Fitting Experimental Data with Mathematica
by Ian Brooks
 | Download
this example as a Mathematica notebook. |
Introduction
Analysis of biomedical data usually involves fitting the measured data to a model in order
to make some predictions about the system under investigation. Choosing the right
approach to experimental curve fitting is important if you are to get good results.
Sometimes it may be sufficient to use an interpolation method, but often it will be
necessary to use nonlinear fitting and all of its associated diagnostic statistics.
For example, kinetic data may be fit to a Michaelis-Menten model in order to gain
insight into the efficiency of an enzyme, or data from a baseline control experiment
may be fit to a quadratic in order to predict the correction necessary for the full
experiment. While these two examples may seem very similar, they are in fact very
different, and it is important to understand how the differences affect the analysis.
These differences lead to different procedures for performing the fit and to differences
in the degree of care that must be taken to ensure good results.

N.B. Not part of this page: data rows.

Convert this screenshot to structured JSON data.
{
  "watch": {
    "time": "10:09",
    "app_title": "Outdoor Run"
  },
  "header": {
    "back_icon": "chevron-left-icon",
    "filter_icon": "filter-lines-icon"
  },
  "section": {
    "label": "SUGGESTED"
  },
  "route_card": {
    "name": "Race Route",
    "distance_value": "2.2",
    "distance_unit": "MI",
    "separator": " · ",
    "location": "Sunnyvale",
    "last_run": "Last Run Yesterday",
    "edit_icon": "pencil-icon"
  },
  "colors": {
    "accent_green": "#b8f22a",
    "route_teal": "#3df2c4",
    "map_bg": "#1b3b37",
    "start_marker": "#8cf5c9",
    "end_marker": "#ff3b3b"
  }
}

Another difference is
that in the case of the Michaelis-Menten example each of the parameters being determined
has a definite biological significance, while there is no biological significance to the
parameters in the quadratic case. Clearly it is critical to check the determined
parameters for physical reality, good confidence intervals, and so on if they are
expected to have biological significance, but it is unimportant if you just want an
approximate curve. The biggest difference though is that the Michaelis-Menten
example is a nonlinear model, while the quadratic example is a mathematically
linear model.
Linear or Nonlinear?
If you have to do a full curve fit, the critical question becomes whether a model is
linear or nonlinear. Unfortunately, this is not always immediately obvious (although,
as a general rule of thumb, biology is nonlinear). A nonlinear model can be defined as
one in which at least one of the partial derivatives of the model with respect to its
parameters includes at least one of the parameters. Use of the symbolic capabilities
of Mathematica allows the determination of linearity to be done quickly without
having to remember any calculus. (See Figure 1.)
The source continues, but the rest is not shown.